Since ancient times, the heart and blood have been inextricably linked as fundamental elements to the process of life. William Harvey was the first to provide a plausible mechanism for blood circulation when in 1628 he defined the circulatory system to comprise a cardiac pump, intact vascular system, and recirculating blood. Harvey believed that blood was the fountain of life, the first (tissue) to live, and the last to die. His thesis has been supported in part by modern evidence that murine embryos mutant for genes necessary for blood, endothelial, and/or cardiac development who fail to establish or maintain circulation perish in utero. Harvey never articulated when he believed the blood comes to “life” (circulation commences) during mammalian development. Emergence of primitive erythroblasts (PEs) and nascent endothelial cells on embryonic day (E) 7.0 in the murine yolk sac may herald the beginnings of a circulatory system. But beating of the developing heart tube and linkage of the yolk sac and embryonic vascular systems on E8.25 is identified by some as evidence for the onset of systemic blood flow. But is blood flow equivalent to circulation? When does circulation (as defined by Harvey) begin in the murine embryo?

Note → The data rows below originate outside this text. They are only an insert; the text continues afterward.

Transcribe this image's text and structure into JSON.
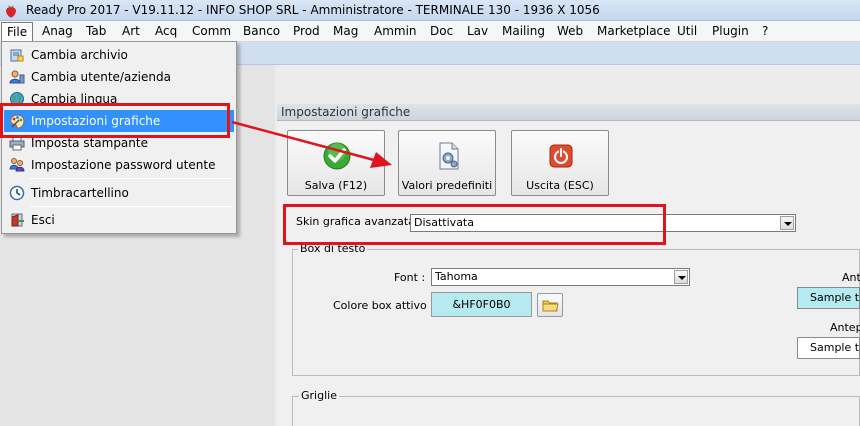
{
  "window": {
    "title": "Ready Pro 2017 - V19.11.12 - INFO SHOP SRL - Amministratore - TERMINALE 130 - 1936 X 1056"
  },
  "menubar": {
    "items": [
      "File",
      "Anag",
      "Tab",
      "Art",
      "Acq",
      "Comm",
      "Banco",
      "Prod",
      "Mag",
      "Ammin",
      "Doc",
      "Lav",
      "Mailing",
      "Web",
      "Marketplace",
      "Util",
      "Plugin",
      "?"
    ]
  },
  "file_menu": {
    "items": [
      {
        "label": "Cambia archivio",
        "icon": "database-icon"
      },
      {
        "label": "Cambia utente/azienda",
        "icon": "user-company-icon"
      },
      {
        "label": "Cambia lingua",
        "icon": "globe-icon"
      },
      {
        "label": "Impostazioni grafiche",
        "icon": "palette-icon"
      },
      {
        "label": "Imposta stampante",
        "icon": "printer-icon"
      },
      {
        "label": "Impostazione password utente",
        "icon": "users-key-icon"
      },
      {
        "label": "Timbracartellino",
        "icon": "clock-icon"
      },
      {
        "label": "Esci",
        "icon": "exit-icon"
      }
    ],
    "highlighted_index": 3
  },
  "panel": {
    "title": "Impostazioni grafiche",
    "buttons": {
      "save": "Salva (F12)",
      "defaults": "Valori predefiniti",
      "exit": "Uscita (ESC)"
    },
    "skin": {
      "label": "Skin grafica avanzata :",
      "value": "Disattivata"
    },
    "text_box_group": {
      "legend": "Box di testo",
      "font_label": "Font :",
      "font_value": "Tahoma",
      "active_color_label": "Colore box attivo :",
      "active_color_value": "&HF0F0B0",
      "active_color": "#b5eaf0",
      "preview_label_1": "Ante",
      "preview_label_2": "Antep",
      "sample_1": "Sample text",
      "sample_2": "Sample text"
    },
    "grid_group": {
      "legend": "Griglie"
    }
  },
  "colors": {
    "highlight": "#3390ff",
    "annotation_red": "#e0141e"
  }
}
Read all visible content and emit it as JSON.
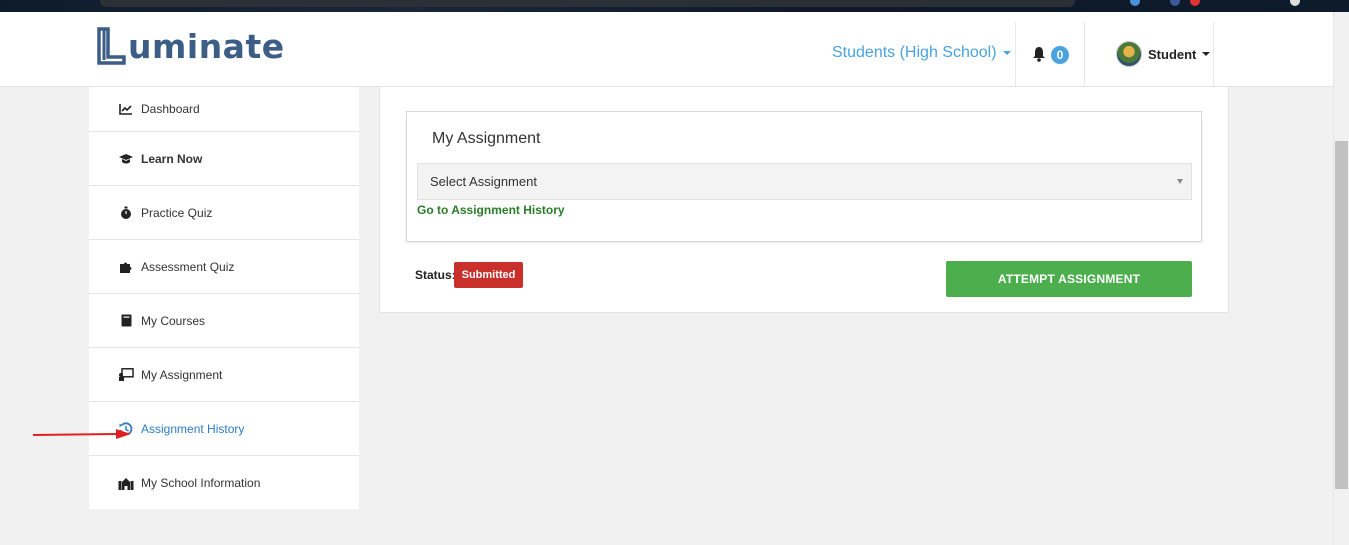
{
  "header": {
    "logo_text": "uminate",
    "role_select": "Students (High School)",
    "notification_count": "0",
    "user_name": "Student"
  },
  "sidebar": {
    "items": [
      {
        "label": "Dashboard",
        "icon": "chart-line-icon"
      },
      {
        "label": "Learn Now",
        "icon": "graduation-cap-icon"
      },
      {
        "label": "Practice Quiz",
        "icon": "stopwatch-icon"
      },
      {
        "label": "Assessment Quiz",
        "icon": "puzzle-icon"
      },
      {
        "label": "My Courses",
        "icon": "book-icon"
      },
      {
        "label": "My Assignment",
        "icon": "teacher-board-icon"
      },
      {
        "label": "Assignment History",
        "icon": "history-icon"
      },
      {
        "label": "My School Information",
        "icon": "school-icon"
      }
    ]
  },
  "main": {
    "card_title": "My Assignment",
    "select_placeholder": "Select Assignment",
    "history_link": "Go to Assignment History",
    "status_label": "Status:",
    "status_value": "Submitted",
    "attempt_button": "ATTEMPT ASSIGNMENT"
  },
  "colors": {
    "accent": "#4aa3df",
    "active_link": "#2e7bc4",
    "success": "#4cae4c",
    "danger": "#c9302c",
    "link_green": "#2a7d2a"
  }
}
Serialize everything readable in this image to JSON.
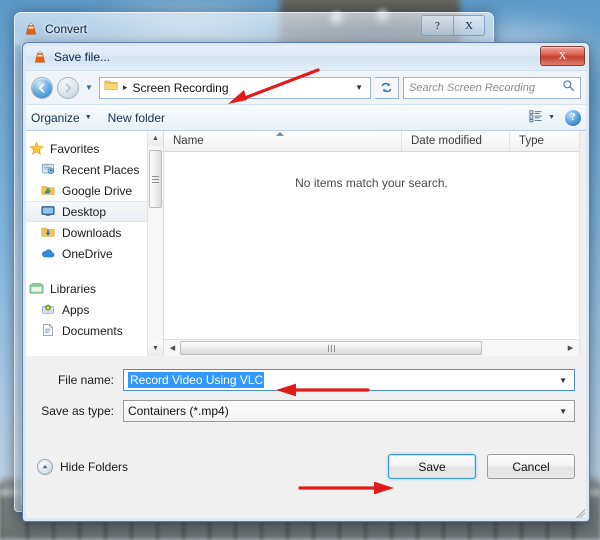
{
  "desktop": {
    "watermark": ""
  },
  "convert_window": {
    "title": "Convert",
    "icon": "vlc-cone-icon",
    "help_label": "?",
    "close_label": "X"
  },
  "save_dialog": {
    "title": "Save file...",
    "icon": "vlc-cone-icon",
    "close_label": "X",
    "nav": {
      "back_icon": "back-arrow-icon",
      "forward_icon": "forward-arrow-icon",
      "history_icon": "chevron-down-icon",
      "folder_icon": "folder-icon",
      "breadcrumb_separator": "▸",
      "breadcrumb": "Screen Recording",
      "address_dropdown_icon": "chevron-down-icon",
      "refresh_icon": "refresh-icon"
    },
    "search": {
      "placeholder": "Search Screen Recording",
      "icon": "search-icon"
    },
    "toolbar": {
      "organize_label": "Organize",
      "organize_caret": "▼",
      "new_folder_label": "New folder",
      "view_icon": "view-list-icon",
      "view_caret": "▼",
      "help_icon": "help-circle-icon",
      "help_label": "?"
    },
    "sidebar": {
      "groups": [
        {
          "header": {
            "label": "Favorites",
            "icon": "star-icon"
          },
          "items": [
            {
              "label": "Recent Places",
              "icon": "recent-places-icon",
              "selected": false
            },
            {
              "label": "Google Drive",
              "icon": "google-drive-icon",
              "selected": false
            },
            {
              "label": "Desktop",
              "icon": "desktop-icon",
              "selected": true
            },
            {
              "label": "Downloads",
              "icon": "downloads-icon",
              "selected": false
            },
            {
              "label": "OneDrive",
              "icon": "onedrive-cloud-icon",
              "selected": false
            }
          ]
        },
        {
          "header": {
            "label": "Libraries",
            "icon": "libraries-icon"
          },
          "items": [
            {
              "label": "Apps",
              "icon": "apps-icon",
              "selected": false
            },
            {
              "label": "Documents",
              "icon": "document-icon",
              "selected": false
            }
          ]
        }
      ],
      "scroll_up_icon": "scroll-up-arrow-icon",
      "scroll_down_icon": "scroll-down-arrow-icon"
    },
    "file_list": {
      "columns": [
        "Name",
        "Date modified",
        "Type"
      ],
      "sort_column": "Name",
      "sort_direction": "ascending",
      "rows": [],
      "empty_message": "No items match your search.",
      "hscroll_left_icon": "scroll-left-arrow-icon",
      "hscroll_right_icon": "scroll-right-arrow-icon"
    },
    "form": {
      "file_name_label": "File name:",
      "file_name_value": "Record Video Using VLC",
      "file_name_selected": true,
      "file_name_dropdown_icon": "chevron-down-icon",
      "save_as_type_label": "Save as type:",
      "save_as_type_value": "Containers (*.mp4)",
      "save_as_type_dropdown_icon": "chevron-down-icon"
    },
    "footer": {
      "hide_folders_label": "Hide Folders",
      "hide_folders_icon": "chevron-up-circle-icon",
      "save_label": "Save",
      "cancel_label": "Cancel",
      "focused_button": "Save"
    }
  },
  "annotations": {
    "color": "#e01b1b",
    "arrows": [
      {
        "name": "arrow-to-breadcrumb",
        "direction": "down-left"
      },
      {
        "name": "arrow-to-filename",
        "direction": "left"
      },
      {
        "name": "arrow-to-save-button",
        "direction": "right"
      }
    ]
  },
  "colors": {
    "selection_blue": "#3399ff",
    "focus_border": "#3c9ad4",
    "dialog_bg": "#f0f0f0",
    "annotation_red": "#e01b1b"
  }
}
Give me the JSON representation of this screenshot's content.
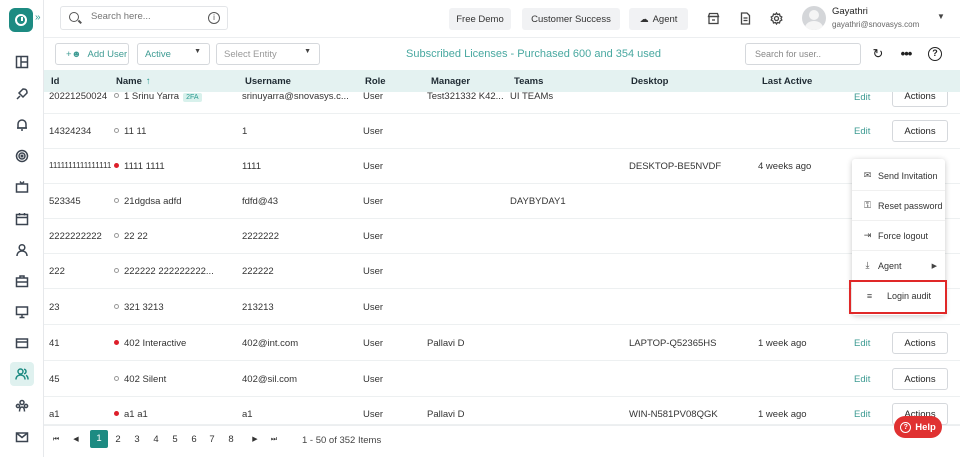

McGrath and colleagues (page 1669) provide compelling evidence that circulation is established in a graded series of maturational steps. Using simple tools and clever intuition, they examined murine embryos from E8.0 to E10.5 to determine the steady state density of PEs in the embryo proper and the distribution of PEs in the developing embryonic vessels. They report that the first PEs enter embryonic vessels at the 4 somite pair (sp) stage of development (E8.25) but that complete equilibration of PEs in the circulation is not accomplished until 35 sp (E10.5). What takes so long? The authors suggest that the process of cardiac maturation and/or vascular remodeling may regulate the dispersal of PEs throughout the vasculature. William Harvey would be intrigued.